El mal tiempo los llenó de satisfacción; ¿qué circunstancias serían más propicias para un naufragio y algunos ahogados? Ser devorado por el Nilo resultaría un hermoso fin para un juez; ¿no afirmaban las leyendas que los ahogados conseguían acceso directo al paraíso si eran hombres santos?
A bordo de un rápido esquife, provisto de remos, los cinco agresores aprovecharon la tempestuosa noche, con el cielo lleno de negras nubes, para acercarse a su presa, que seguía inmovilizada junto al banco de arena. Se detuvieron a unos veinte metros, se zambulleron y nadaron hasta la popa, que escalaron sin ningún trabajo. Provisto de un mazo, el jefe derribó al policía de guardia. Sus colegas dormían tendidos en esteras y envueltos en mantas. Ya sólo tenían que forzar la puerta de la cabina, apoderarse del juez y ahogarlo. Ellos serían inocentes; el Nilo lo habría matado. Iban descalzos y se movían sin hacer ruido. Cuando llegaron a la puerta, que estaba cerrada, se inmovilizaron: dos vigilarían a los marineros, tres se encargarían de Pazair.

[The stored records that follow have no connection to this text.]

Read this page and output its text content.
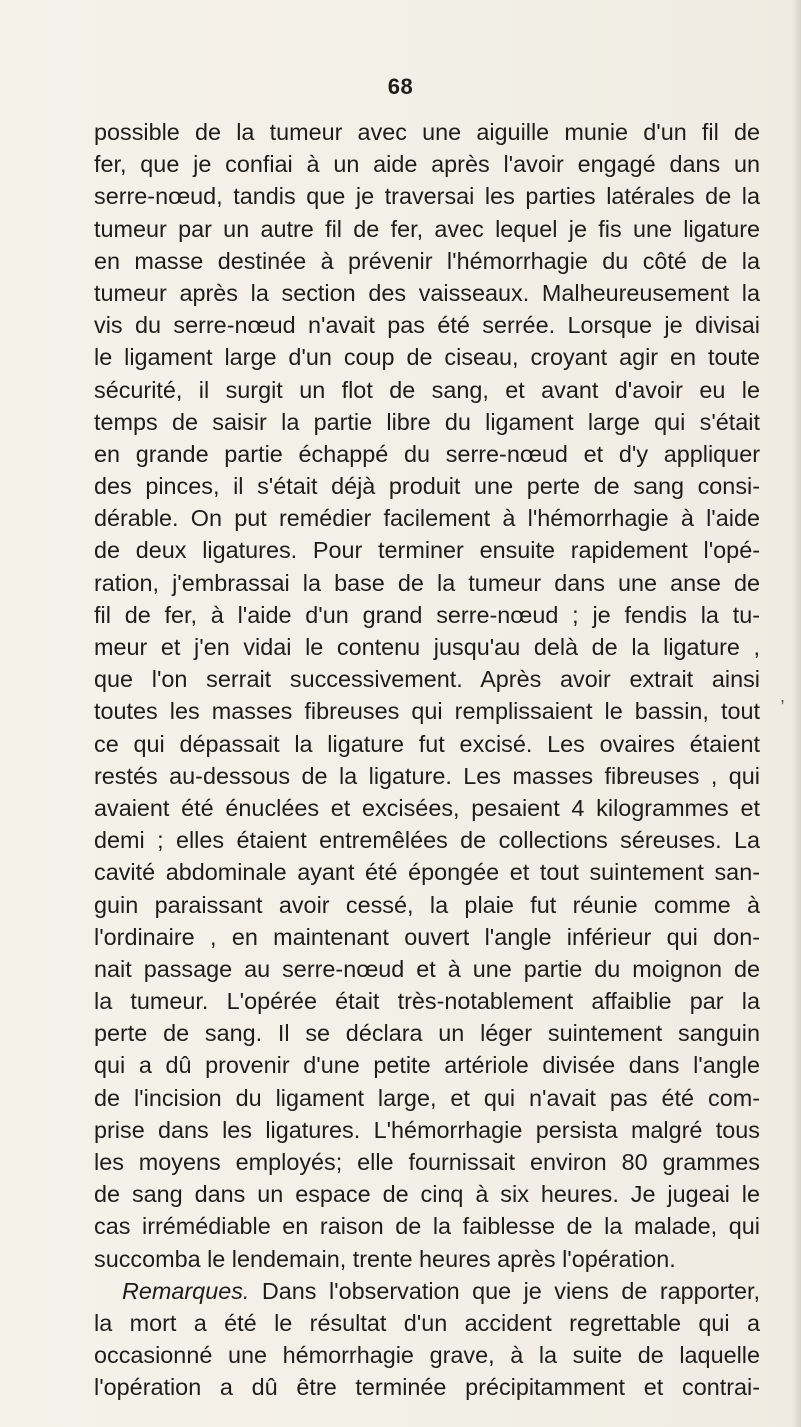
68
possible de la tumeur avec une aiguille munie d'un fil de
fer, que je confiai à un aide après l'avoir engagé dans un
serre-nœud, tandis que je traversai les parties latérales de la
tumeur par un autre fil de fer, avec lequel je fis une ligature
en masse destinée à prévenir l'hémorrhagie du côté de la
tumeur après la section des vaisseaux. Malheureusement la
vis du serre-nœud n'avait pas été serrée. Lorsque je divisai
le ligament large d'un coup de ciseau, croyant agir en toute
sécurité, il surgit un flot de sang, et avant d'avoir eu le
temps de saisir la partie libre du ligament large qui s'était
en grande partie échappé du serre-nœud et d'y appliquer
des pinces, il s'était déjà produit une perte de sang consi-
dérable. On put remédier facilement à l'hémorrhagie à l'aide
de deux ligatures. Pour terminer ensuite rapidement l'opé-
ration, j'embrassai la base de la tumeur dans une anse de
fil de fer, à l'aide d'un grand serre-nœud ; je fendis la tu-
meur et j'en vidai le contenu jusqu'au delà de la ligature ,
que l'on serrait successivement. Après avoir extrait ainsi
toutes les masses fibreuses qui remplissaient le bassin, tout
ce qui dépassait la ligature fut excisé. Les ovaires étaient
restés au-dessous de la ligature. Les masses fibreuses , qui
avaient été énuclées et excisées, pesaient 4 kilogrammes et
demi ; elles étaient entremêlées de collections séreuses. La
cavité abdominale ayant été épongée et tout suintement san-
guin paraissant avoir cessé, la plaie fut réunie comme à
l'ordinaire , en maintenant ouvert l'angle inférieur qui don-
nait passage au serre-nœud et à une partie du moignon de
la tumeur. L'opérée était très-notablement affaiblie par la
perte de sang. Il se déclara un léger suintement sanguin
qui a dû provenir d'une petite artériole divisée dans l'angle
de l'incision du ligament large, et qui n'avait pas été com-
prise dans les ligatures. L'hémorrhagie persista malgré tous
les moyens employés; elle fournissait environ 80 grammes
de sang dans un espace de cinq à six heures. Je jugeai le
cas irrémédiable en raison de la faiblesse de la malade, qui
succomba le lendemain, trente heures après l'opération.
Remarques. Dans l'observation que je viens de rapporter,
la mort a été le résultat d'un accident regrettable qui a
occasionné une hémorrhagie grave, à la suite de laquelle
l'opération a dû être terminée précipitamment et contrai-
,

De lo alto de la cabina brotó una masa negra y cayó sobre los hombros del jefe, que lanzó un grito de dolor cuando los colmillos del babuino se hundieron en su carne. Kem derribó la puerta de frágil madera y se abalanzó contra los intrusos con un puñal en cada mano. Hirió mortalmente a dos. Los dos últimos, aterrorizados, intentaron en vano huir; brutalmente arrancados del sueño, los marineros los tendieron en cubierta.
El babuino sólo soltó la presa por orden de Kem. Ensangrentado, el jefe del comando no tardaría en desvanecerse.
—¿Quién te ha enviado?
El herido se resistió.
—Si te niegas a hablar, te interrogará mi mono.
—La princesa Hattusa —confesó en un susurro.
El harén deslumbró de nuevo al juez Pazair. Unos canales, perfectamente cuidados, irrigaban los vastos jardines por donde les gustaba pasear a las grandes señoras de Tebas, que acudían a tomar el fresco y mostrar su último vestido a la sombra protectora del follaje. Abundaba el agua, los floridos arriates lucían sus vivos colores, unas orquestas femeninas ensayaban los fragmentos que tocarían durante los próximos banquetes.
En los talleres de tejido y alfarería se trabajaba duro, pero en un marco suntuoso y relajante a la vez; los especialistas en esmalte y maderas preciosas moldeaban sus obras maestras desde el amanecer, mientras los porteadores cargaban a bordo de un navío mercante jarras llenas de aceites olorosos.